Pues resulta que Cyrano es Gascón y soldado pero, además de ser pendenciero y beber un poquillo de más aunque no sea nochebuena, ni partido de Champions ni nada, también es un poeta porque escribe de fábula.

Aviso: es un libro que escribió Rostand que era otro señor y no una marca francesa de máquinas de escribir como yo pensaba al principio. Es un libro y una obra de teatro y también una película en que sale ese actor tan famoso que es francés también pero a veces habla en inglés.

Pues eso, que me lío. Cyrano va un día al teatro y ve que está actuando un tipo que no le gusta un pelo. La cosa es que todo el mundo sabe que se va a liar porque Cyrano tiene un carácter de toma pan y moja. Tú vas un día a La Nueva Condomina y está jugando Goitom que te pone de los nervios porque, seamos sinceros, es un poco chupón… y como mucho pegas un par de gritos, peeero Cyrano va más allá.

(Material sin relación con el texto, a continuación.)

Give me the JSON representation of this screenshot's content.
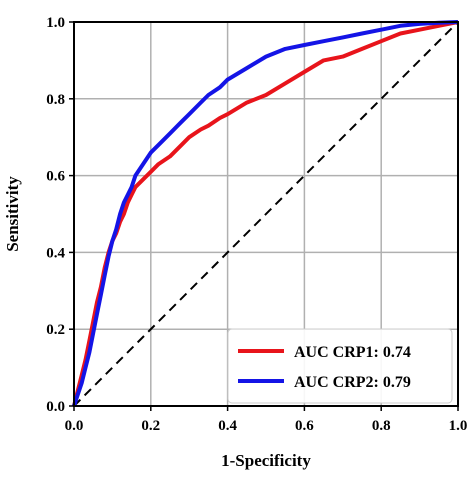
{
  "chart_data": {
    "type": "line",
    "title": "",
    "xlabel": "1-Specificity",
    "ylabel": "Sensitivity",
    "xlim": [
      0.0,
      1.0
    ],
    "ylim": [
      0.0,
      1.0
    ],
    "x_ticks": [
      "0.0",
      "0.2",
      "0.4",
      "0.6",
      "0.8",
      "1.0"
    ],
    "y_ticks": [
      "0.0",
      "0.2",
      "0.4",
      "0.6",
      "0.8",
      "1.0"
    ],
    "grid": true,
    "legend_position": "lower-right",
    "series": [
      {
        "name": "AUC CRP1: 0.74",
        "color": "#e8141b",
        "x": [
          0.0,
          0.01,
          0.02,
          0.03,
          0.04,
          0.05,
          0.06,
          0.07,
          0.08,
          0.09,
          0.1,
          0.11,
          0.12,
          0.13,
          0.14,
          0.15,
          0.16,
          0.18,
          0.2,
          0.22,
          0.25,
          0.28,
          0.3,
          0.33,
          0.35,
          0.38,
          0.4,
          0.45,
          0.5,
          0.55,
          0.6,
          0.65,
          0.7,
          0.75,
          0.8,
          0.85,
          0.9,
          0.95,
          1.0
        ],
        "y": [
          0.0,
          0.04,
          0.08,
          0.12,
          0.17,
          0.22,
          0.27,
          0.31,
          0.36,
          0.4,
          0.43,
          0.45,
          0.48,
          0.5,
          0.53,
          0.55,
          0.57,
          0.59,
          0.61,
          0.63,
          0.65,
          0.68,
          0.7,
          0.72,
          0.73,
          0.75,
          0.76,
          0.79,
          0.81,
          0.84,
          0.87,
          0.9,
          0.91,
          0.93,
          0.95,
          0.97,
          0.98,
          0.99,
          1.0
        ]
      },
      {
        "name": "AUC CRP2: 0.79",
        "color": "#1414e6",
        "x": [
          0.0,
          0.01,
          0.02,
          0.03,
          0.04,
          0.05,
          0.06,
          0.07,
          0.08,
          0.09,
          0.1,
          0.11,
          0.12,
          0.13,
          0.14,
          0.15,
          0.16,
          0.18,
          0.2,
          0.22,
          0.25,
          0.28,
          0.3,
          0.33,
          0.35,
          0.38,
          0.4,
          0.45,
          0.5,
          0.55,
          0.6,
          0.65,
          0.7,
          0.75,
          0.8,
          0.85,
          0.9,
          0.95,
          1.0
        ],
        "y": [
          0.0,
          0.03,
          0.06,
          0.1,
          0.14,
          0.19,
          0.24,
          0.29,
          0.34,
          0.39,
          0.43,
          0.46,
          0.5,
          0.53,
          0.55,
          0.57,
          0.6,
          0.63,
          0.66,
          0.68,
          0.71,
          0.74,
          0.76,
          0.79,
          0.81,
          0.83,
          0.85,
          0.88,
          0.91,
          0.93,
          0.94,
          0.95,
          0.96,
          0.97,
          0.98,
          0.99,
          0.995,
          0.998,
          1.0
        ]
      },
      {
        "name": "",
        "color": "#000000",
        "dashed": true,
        "x": [
          0.0,
          1.0
        ],
        "y": [
          0.0,
          1.0
        ]
      }
    ]
  }
}
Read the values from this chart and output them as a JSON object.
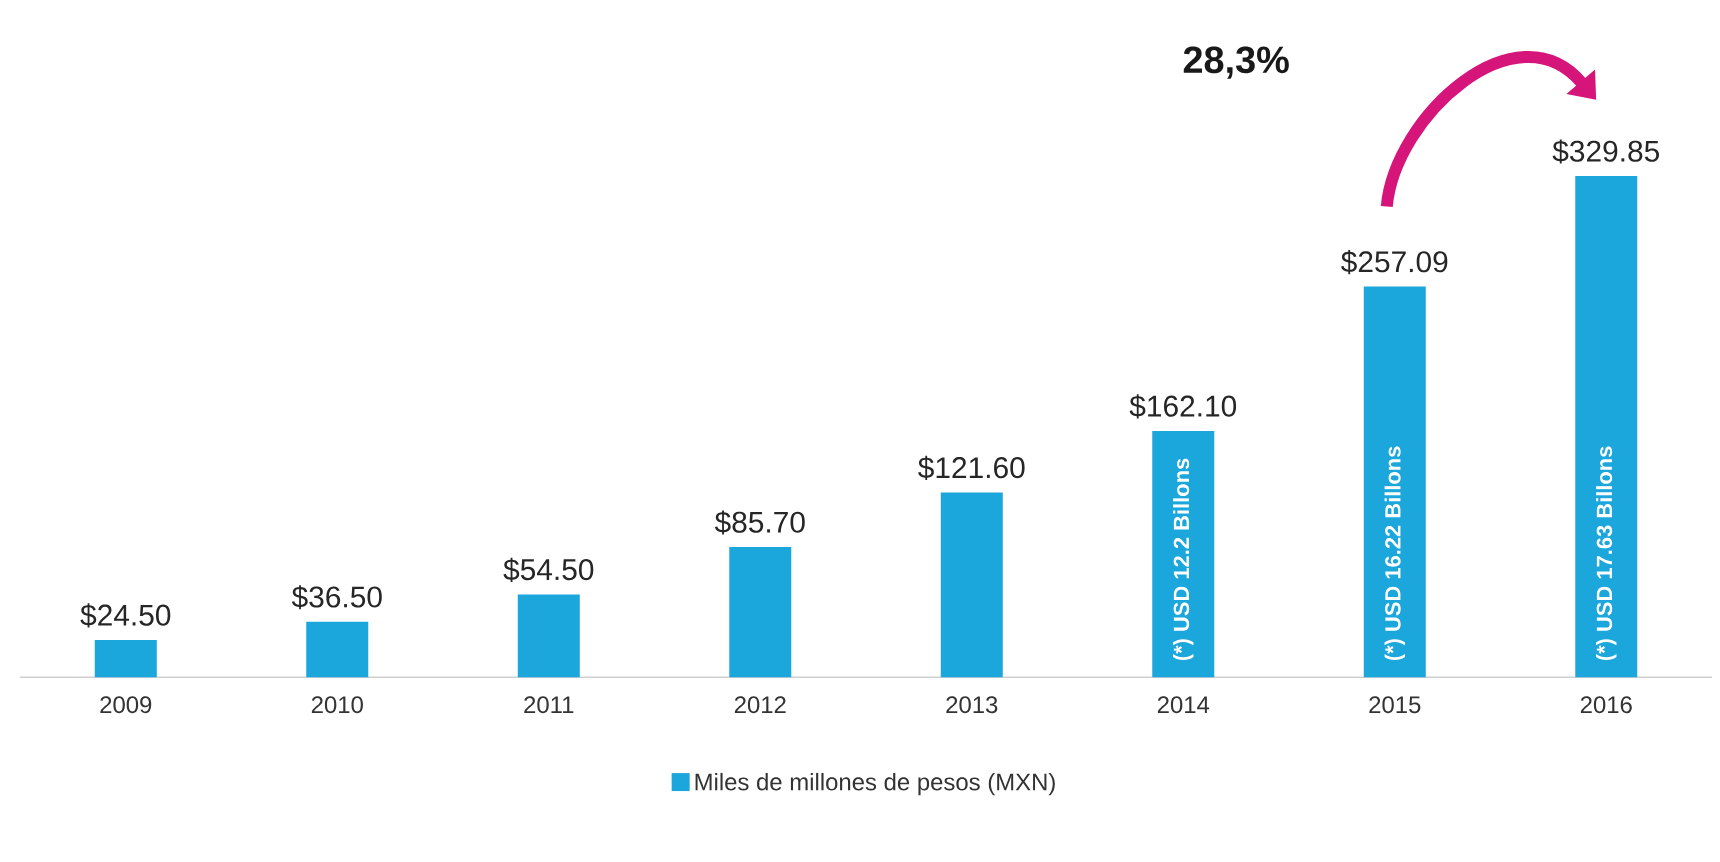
{
  "chart_data": {
    "type": "bar",
    "categories": [
      "2009",
      "2010",
      "2011",
      "2012",
      "2013",
      "2014",
      "2015",
      "2016"
    ],
    "series": [
      {
        "name": "Miles de millones de pesos (MXN)",
        "color": "#1ba6dc",
        "values": [
          24.5,
          36.5,
          54.5,
          85.7,
          121.6,
          162.1,
          257.09,
          329.85
        ],
        "value_labels": [
          "$24.50",
          "$36.50",
          "$54.50",
          "$85.70",
          "$121.60",
          "$162.10",
          "$257.09",
          "$329.85"
        ]
      }
    ],
    "annotations": [
      "28,3%",
      "(*) USD 12.2 Billons",
      "(*) USD 16.22 Billons",
      "(*) USD 17.63 Billons"
    ],
    "legend": "bottom",
    "tick_labels": "x"
  }
}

Se  cabrea un montón y le amenaza de gravedad. Le llama gordo y más cosas, que como se las dice en versito parece que no, pero van con muy mala baba y ofenden tela.

Resulta que en el teatro está su prima (la de Cyrano, no la del gordo) que se llama Roxana que estaba ahí con un “amigo” que es el Conde de Guiche que quiere beneficiársela.

Lo de la nariz

Aquí se lía la de San Quintín porque un “no hay bemoles” en toda regla. Cyrano es un poco sensible con el tema de su nariz y no le gusta ni un tantito así que hagan chistes al respecto (y menos delante de su prima a la que ama en secreto desde que eran niños).

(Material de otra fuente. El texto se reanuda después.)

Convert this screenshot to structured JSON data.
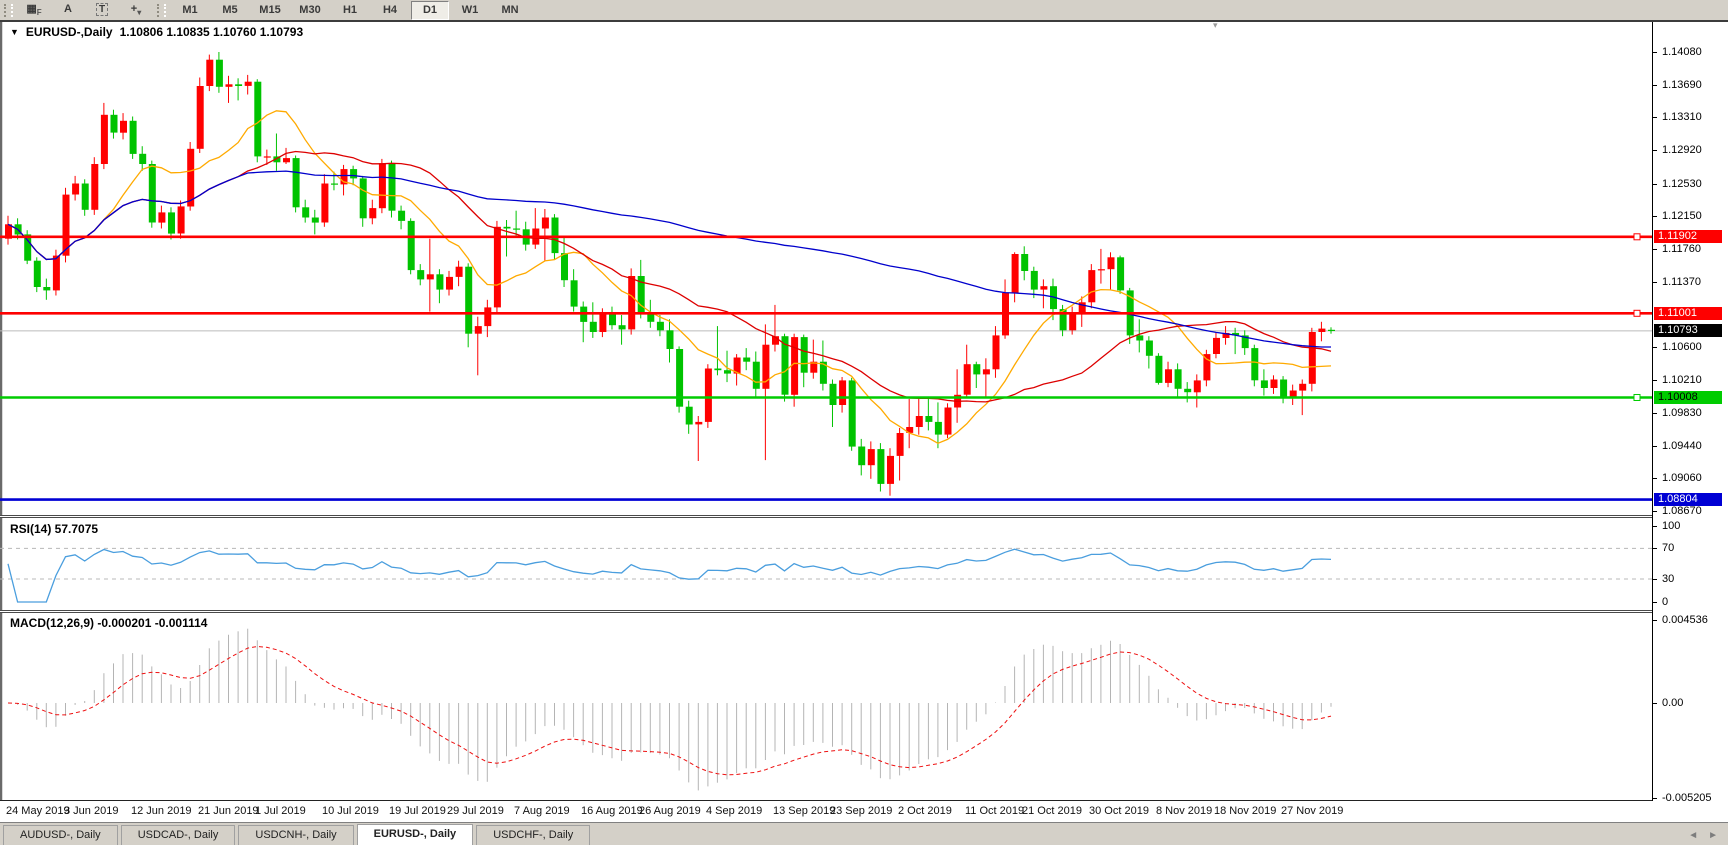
{
  "toolbar": {
    "tools": [
      {
        "name": "grid-icon",
        "glyph": "▦",
        "sub": "F",
        "boxed": false
      },
      {
        "name": "font-icon",
        "glyph": "A",
        "sub": "",
        "boxed": false
      },
      {
        "name": "text-label-icon",
        "glyph": "T",
        "sub": "",
        "boxed": true
      },
      {
        "name": "crosshair-icon",
        "glyph": "+",
        "sub": "▾",
        "boxed": false
      }
    ],
    "timeframes": [
      "M1",
      "M5",
      "M15",
      "M30",
      "H1",
      "H4",
      "D1",
      "W1",
      "MN"
    ],
    "active_timeframe": "D1"
  },
  "chart": {
    "title": {
      "dropdown": "▼",
      "symbol": "EURUSD-,Daily",
      "ohlc": "1.10806 1.10835 1.10760 1.10793"
    },
    "shift_marker": "▾",
    "colors": {
      "bull": "#ff0000",
      "bear": "#00c300",
      "ma_fast": "#ffaa00",
      "ma_mid": "#dd0000",
      "ma_slow": "#0000cc",
      "current_line": "#bbbbbb"
    },
    "hlines": [
      {
        "name": "resistance-line-upper",
        "price": 1.11902,
        "label": "1.11902",
        "color": "#fe0000",
        "text": "#ffffff",
        "handle": true
      },
      {
        "name": "resistance-line-lower",
        "price": 1.11001,
        "label": "1.11001",
        "color": "#fe0000",
        "text": "#ffffff",
        "handle": true
      },
      {
        "name": "support-line-green",
        "price": 1.10008,
        "label": "1.10008",
        "color": "#00cc00",
        "text": "#000000",
        "handle": true
      },
      {
        "name": "support-line-blue",
        "price": 1.08804,
        "label": "1.08804",
        "color": "#0000d4",
        "text": "#ffffff",
        "handle": false
      }
    ],
    "current_price": {
      "price": 1.10793,
      "label": "1.10793",
      "bg": "#000000",
      "text": "#ffffff"
    }
  },
  "chart_data": {
    "type": "candlestick",
    "symbol": "EURUSD-",
    "timeframe": "Daily",
    "current_ohlc": {
      "open": 1.10806,
      "high": 1.10835,
      "low": 1.1076,
      "close": 1.10793
    },
    "price_ticks": [
      "1.14080",
      "1.13690",
      "1.13310",
      "1.12920",
      "1.12530",
      "1.12150",
      "1.11760",
      "1.11370",
      "1.10600",
      "1.10210",
      "1.09830",
      "1.09440",
      "1.09060",
      "1.08670"
    ],
    "moving_averages": [
      {
        "name": "ma-fast",
        "period": 10,
        "color": "#ffaa00"
      },
      {
        "name": "ma-mid",
        "period": 25,
        "color": "#dd0000"
      },
      {
        "name": "ma-slow",
        "period": 90,
        "color": "#0000cc"
      }
    ],
    "x_labels": [
      {
        "text": "24 May 2019",
        "i": 0
      },
      {
        "text": "3 Jun 2019",
        "i": 6
      },
      {
        "text": "12 Jun 2019",
        "i": 13
      },
      {
        "text": "21 Jun 2019",
        "i": 20
      },
      {
        "text": "1 Jul 2019",
        "i": 26
      },
      {
        "text": "10 Jul 2019",
        "i": 33
      },
      {
        "text": "19 Jul 2019",
        "i": 40
      },
      {
        "text": "29 Jul 2019",
        "i": 46
      },
      {
        "text": "7 Aug 2019",
        "i": 53
      },
      {
        "text": "16 Aug 2019",
        "i": 60
      },
      {
        "text": "26 Aug 2019",
        "i": 66
      },
      {
        "text": "4 Sep 2019",
        "i": 73
      },
      {
        "text": "13 Sep 2019",
        "i": 80
      },
      {
        "text": "23 Sep 2019",
        "i": 86
      },
      {
        "text": "2 Oct 2019",
        "i": 93
      },
      {
        "text": "11 Oct 2019",
        "i": 100
      },
      {
        "text": "21 Oct 2019",
        "i": 106
      },
      {
        "text": "30 Oct 2019",
        "i": 113
      },
      {
        "text": "8 Nov 2019",
        "i": 120
      },
      {
        "text": "18 Nov 2019",
        "i": 126
      },
      {
        "text": "27 Nov 2019",
        "i": 133
      }
    ],
    "candles": [
      [
        1.1188,
        1.1215,
        1.1181,
        1.1205
      ],
      [
        1.1205,
        1.1212,
        1.1187,
        1.1193
      ],
      [
        1.1193,
        1.1198,
        1.1158,
        1.1162
      ],
      [
        1.1162,
        1.1166,
        1.1125,
        1.1131
      ],
      [
        1.1131,
        1.1141,
        1.1116,
        1.1127
      ],
      [
        1.1127,
        1.1175,
        1.1121,
        1.1168
      ],
      [
        1.1168,
        1.1248,
        1.116,
        1.124
      ],
      [
        1.124,
        1.1262,
        1.1233,
        1.1253
      ],
      [
        1.1253,
        1.1258,
        1.1215,
        1.1222
      ],
      [
        1.1222,
        1.1284,
        1.1216,
        1.1276
      ],
      [
        1.1276,
        1.1348,
        1.127,
        1.1334
      ],
      [
        1.1334,
        1.134,
        1.1306,
        1.1313
      ],
      [
        1.1313,
        1.1336,
        1.1305,
        1.1327
      ],
      [
        1.1327,
        1.1332,
        1.1282,
        1.1288
      ],
      [
        1.1288,
        1.1297,
        1.1268,
        1.1276
      ],
      [
        1.1276,
        1.128,
        1.1201,
        1.1207
      ],
      [
        1.1207,
        1.1227,
        1.12,
        1.1219
      ],
      [
        1.1219,
        1.1225,
        1.1187,
        1.1194
      ],
      [
        1.1194,
        1.1233,
        1.1188,
        1.1226
      ],
      [
        1.1226,
        1.1302,
        1.1221,
        1.1294
      ],
      [
        1.1294,
        1.1378,
        1.1289,
        1.1368
      ],
      [
        1.1368,
        1.1405,
        1.1362,
        1.1399
      ],
      [
        1.1399,
        1.1408,
        1.136,
        1.1367
      ],
      [
        1.1367,
        1.138,
        1.1348,
        1.137
      ],
      [
        1.137,
        1.1377,
        1.1351,
        1.1368
      ],
      [
        1.1368,
        1.1381,
        1.1358,
        1.1373
      ],
      [
        1.1373,
        1.1376,
        1.1278,
        1.1285
      ],
      [
        1.1285,
        1.1293,
        1.1275,
        1.1285
      ],
      [
        1.1285,
        1.1312,
        1.1268,
        1.1278
      ],
      [
        1.1278,
        1.1295,
        1.1276,
        1.1283
      ],
      [
        1.1283,
        1.1286,
        1.1219,
        1.1225
      ],
      [
        1.1225,
        1.1234,
        1.1207,
        1.1213
      ],
      [
        1.1213,
        1.1222,
        1.1193,
        1.1207
      ],
      [
        1.1207,
        1.1264,
        1.1202,
        1.1253
      ],
      [
        1.1253,
        1.1267,
        1.1245,
        1.1252
      ],
      [
        1.1252,
        1.1275,
        1.1239,
        1.127
      ],
      [
        1.127,
        1.1274,
        1.1251,
        1.1259
      ],
      [
        1.1259,
        1.1262,
        1.1202,
        1.1212
      ],
      [
        1.1212,
        1.1234,
        1.1205,
        1.1224
      ],
      [
        1.1224,
        1.1282,
        1.1218,
        1.1277
      ],
      [
        1.1277,
        1.128,
        1.1213,
        1.1221
      ],
      [
        1.1221,
        1.1227,
        1.1199,
        1.1209
      ],
      [
        1.1209,
        1.1212,
        1.1146,
        1.1151
      ],
      [
        1.1151,
        1.1158,
        1.1133,
        1.114
      ],
      [
        1.114,
        1.1188,
        1.1102,
        1.1146
      ],
      [
        1.1146,
        1.1152,
        1.1112,
        1.1128
      ],
      [
        1.1128,
        1.115,
        1.1121,
        1.1143
      ],
      [
        1.1143,
        1.1162,
        1.1132,
        1.1155
      ],
      [
        1.1155,
        1.1159,
        1.106,
        1.1076
      ],
      [
        1.1076,
        1.1096,
        1.1027,
        1.1085
      ],
      [
        1.1085,
        1.1116,
        1.1072,
        1.1107
      ],
      [
        1.1107,
        1.1209,
        1.1101,
        1.1202
      ],
      [
        1.1202,
        1.121,
        1.1167,
        1.12
      ],
      [
        1.12,
        1.1221,
        1.1189,
        1.1199
      ],
      [
        1.1199,
        1.1208,
        1.1174,
        1.1181
      ],
      [
        1.1181,
        1.1224,
        1.1176,
        1.12
      ],
      [
        1.12,
        1.1223,
        1.1162,
        1.1213
      ],
      [
        1.1213,
        1.1217,
        1.1163,
        1.1171
      ],
      [
        1.1171,
        1.119,
        1.1131,
        1.1139
      ],
      [
        1.1139,
        1.1152,
        1.1102,
        1.1108
      ],
      [
        1.1108,
        1.1114,
        1.1066,
        1.109
      ],
      [
        1.109,
        1.1113,
        1.1071,
        1.1078
      ],
      [
        1.1078,
        1.1106,
        1.1072,
        1.1099
      ],
      [
        1.1099,
        1.1108,
        1.1081,
        1.1086
      ],
      [
        1.1086,
        1.1098,
        1.1063,
        1.1081
      ],
      [
        1.1081,
        1.1153,
        1.1075,
        1.1144
      ],
      [
        1.1144,
        1.1163,
        1.1094,
        1.1101
      ],
      [
        1.1101,
        1.1116,
        1.1083,
        1.109
      ],
      [
        1.109,
        1.1098,
        1.1073,
        1.108
      ],
      [
        1.108,
        1.1093,
        1.1042,
        1.1058
      ],
      [
        1.1058,
        1.1061,
        1.0983,
        1.099
      ],
      [
        1.099,
        1.0997,
        1.0958,
        1.0969
      ],
      [
        1.0969,
        1.0979,
        1.0926,
        1.0972
      ],
      [
        1.0972,
        1.104,
        1.0965,
        1.1035
      ],
      [
        1.1035,
        1.1085,
        1.1027,
        1.1033
      ],
      [
        1.1033,
        1.1056,
        1.1019,
        1.1029
      ],
      [
        1.1029,
        1.1052,
        1.1015,
        1.1048
      ],
      [
        1.1048,
        1.1059,
        1.1033,
        1.1043
      ],
      [
        1.1043,
        1.1055,
        1.1001,
        1.1011
      ],
      [
        1.1011,
        1.1087,
        1.0927,
        1.1063
      ],
      [
        1.1063,
        1.111,
        1.1055,
        1.1073
      ],
      [
        1.1073,
        1.1076,
        1.0996,
        1.1004
      ],
      [
        1.1004,
        1.1076,
        1.099,
        1.1072
      ],
      [
        1.1072,
        1.1075,
        1.1013,
        1.103
      ],
      [
        1.103,
        1.1069,
        1.1023,
        1.1043
      ],
      [
        1.1043,
        1.1068,
        1.1009,
        1.1017
      ],
      [
        1.1017,
        1.1022,
        1.0966,
        1.0992
      ],
      [
        1.0992,
        1.1025,
        1.0983,
        1.1021
      ],
      [
        1.1021,
        1.1024,
        1.0938,
        1.0943
      ],
      [
        1.0943,
        1.0952,
        1.0909,
        1.0921
      ],
      [
        1.0921,
        1.0949,
        1.0905,
        1.094
      ],
      [
        1.094,
        1.0947,
        1.089,
        1.0899
      ],
      [
        1.0899,
        1.0941,
        1.0885,
        1.0932
      ],
      [
        1.0932,
        1.0965,
        1.0903,
        1.0959
      ],
      [
        1.0959,
        1.0999,
        1.0941,
        1.0966
      ],
      [
        1.0966,
        1.0999,
        1.0957,
        1.0979
      ],
      [
        1.0979,
        1.1,
        1.0962,
        1.0972
      ],
      [
        1.0972,
        1.0995,
        1.0941,
        1.0957
      ],
      [
        1.0957,
        1.0994,
        1.0953,
        1.0989
      ],
      [
        1.0989,
        1.1034,
        1.0971,
        1.1004
      ],
      [
        1.1004,
        1.1063,
        1.1002,
        1.104
      ],
      [
        1.104,
        1.1043,
        1.1012,
        1.1028
      ],
      [
        1.1028,
        1.1047,
        1.1001,
        1.1034
      ],
      [
        1.1034,
        1.1085,
        1.1024,
        1.1074
      ],
      [
        1.1074,
        1.114,
        1.107,
        1.1124
      ],
      [
        1.1124,
        1.1172,
        1.1113,
        1.117
      ],
      [
        1.117,
        1.1179,
        1.1139,
        1.115
      ],
      [
        1.115,
        1.1155,
        1.1118,
        1.1128
      ],
      [
        1.1128,
        1.114,
        1.1106,
        1.1132
      ],
      [
        1.1132,
        1.1141,
        1.1092,
        1.1105
      ],
      [
        1.1105,
        1.111,
        1.1073,
        1.108
      ],
      [
        1.108,
        1.1108,
        1.1075,
        1.1099
      ],
      [
        1.1099,
        1.112,
        1.1084,
        1.1113
      ],
      [
        1.1113,
        1.1158,
        1.1106,
        1.1151
      ],
      [
        1.1151,
        1.1176,
        1.1135,
        1.1152
      ],
      [
        1.1152,
        1.1172,
        1.1128,
        1.1166
      ],
      [
        1.1166,
        1.1168,
        1.1123,
        1.1127
      ],
      [
        1.1127,
        1.113,
        1.1064,
        1.1074
      ],
      [
        1.1074,
        1.1093,
        1.1054,
        1.1068
      ],
      [
        1.1068,
        1.1073,
        1.1035,
        1.105
      ],
      [
        1.105,
        1.1053,
        1.1016,
        1.1018
      ],
      [
        1.1018,
        1.1043,
        1.1013,
        1.1034
      ],
      [
        1.1034,
        1.1041,
        1.1002,
        1.1011
      ],
      [
        1.1011,
        1.1019,
        1.0995,
        1.1007
      ],
      [
        1.1007,
        1.1028,
        1.0989,
        1.1021
      ],
      [
        1.1021,
        1.1057,
        1.1014,
        1.1052
      ],
      [
        1.1052,
        1.1077,
        1.1047,
        1.1071
      ],
      [
        1.1071,
        1.1085,
        1.1063,
        1.1077
      ],
      [
        1.1077,
        1.1083,
        1.1052,
        1.1074
      ],
      [
        1.1074,
        1.108,
        1.1051,
        1.1059
      ],
      [
        1.1059,
        1.1063,
        1.1014,
        1.1021
      ],
      [
        1.1021,
        1.1034,
        1.1003,
        1.1012
      ],
      [
        1.1012,
        1.1027,
        1.1005,
        1.1022
      ],
      [
        1.1022,
        1.1026,
        1.0994,
        1.1001
      ],
      [
        1.1001,
        1.1016,
        1.0992,
        1.1009
      ],
      [
        1.1009,
        1.1022,
        1.098,
        1.1017
      ],
      [
        1.1017,
        1.1083,
        1.1008,
        1.1078
      ],
      [
        1.1078,
        1.109,
        1.1067,
        1.1082
      ],
      [
        1.10806,
        1.10835,
        1.1076,
        1.10793
      ]
    ]
  },
  "rsi": {
    "label": "RSI(14) 57.7075",
    "period": 14,
    "value": 57.7075,
    "levels": [
      70,
      30
    ],
    "axis_labels": [
      {
        "text": "100",
        "v": 100
      },
      {
        "text": "70",
        "v": 70
      },
      {
        "text": "30",
        "v": 30
      },
      {
        "text": "0",
        "v": 0
      }
    ],
    "color": "#4a9ede",
    "level_color": "#b8b8b8"
  },
  "macd": {
    "label": "MACD(12,26,9) -0.000201 -0.001114",
    "fast": 12,
    "slow": 26,
    "signal": 9,
    "macd_value": -0.000201,
    "signal_value": -0.001114,
    "axis_labels": [
      {
        "text": "0.004536",
        "v": 0.004536
      },
      {
        "text": "0.00",
        "v": 0
      },
      {
        "text": "-0.005205",
        "v": -0.005205
      }
    ],
    "hist_color": "#b4b4b4",
    "signal_color": "#ee1111"
  },
  "tabs": {
    "items": [
      "AUDUSD-, Daily",
      "USDCAD-, Daily",
      "USDCNH-, Daily",
      "EURUSD-, Daily",
      "USDCHF-, Daily"
    ],
    "active": "EURUSD-, Daily",
    "nav_left": "◄",
    "nav_right": "►"
  }
}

De Guiche le dice a otro insensato que vaya él a decirle cuatro cosas, este accede para quedar bien con De Guiche y se lía una…

Es mi parte favorita del libro porque el propio Cyrano empieza a decir cosas de su nariz, así como ridiculizándose a sí mismo (que si elefante, que si pájaro, que si una montaña…). Pero ojo que ya le va avisando que le va a dar pal pelo. ¡Y vaya que si le da!… “al finalizar os hiero” dice y hace.

Me gusta bastante que a los chulitos se les ponga en su sitio. Yo tengo un compañero de la oficina que me pone de los nervios. Es un imbécil –perdón por la palabrota- y es que no puedo con él. Si esto fuera el París del siglo XVII ya le había metido yo media docena de estocadas tras la tapia del cementerio, pero como estamos en los años 2000 me limito a vaciarle la grapadora en el café y quitarle la antena del coche.

Después de esto pasan más cosas pero no las voy a contar todas porque no compraríais el libro de Rostand y debe ser un señor mayorcísimo ahora mismo que necesitará cash para viajar con el Imserso o lo que tengan en Francia para llevar a los abueletes a Benidorm.



Cyrano y Roxana (y el soso de Christian)

Lo que sí os voy a contar es que Roxana le dice a Cyrano que venga a casa que le tiene que contar que está enamorada. Mira: Cyrano se piensa que quiere que le pida para salir y se lleva un chasco que no veas cuando le dice que el que le gusta es un tal Christian que sirve en su compañía. Cuando pienso en esa carita me imagino, más o menos, la que puso Djukic cuando falló ese penalti.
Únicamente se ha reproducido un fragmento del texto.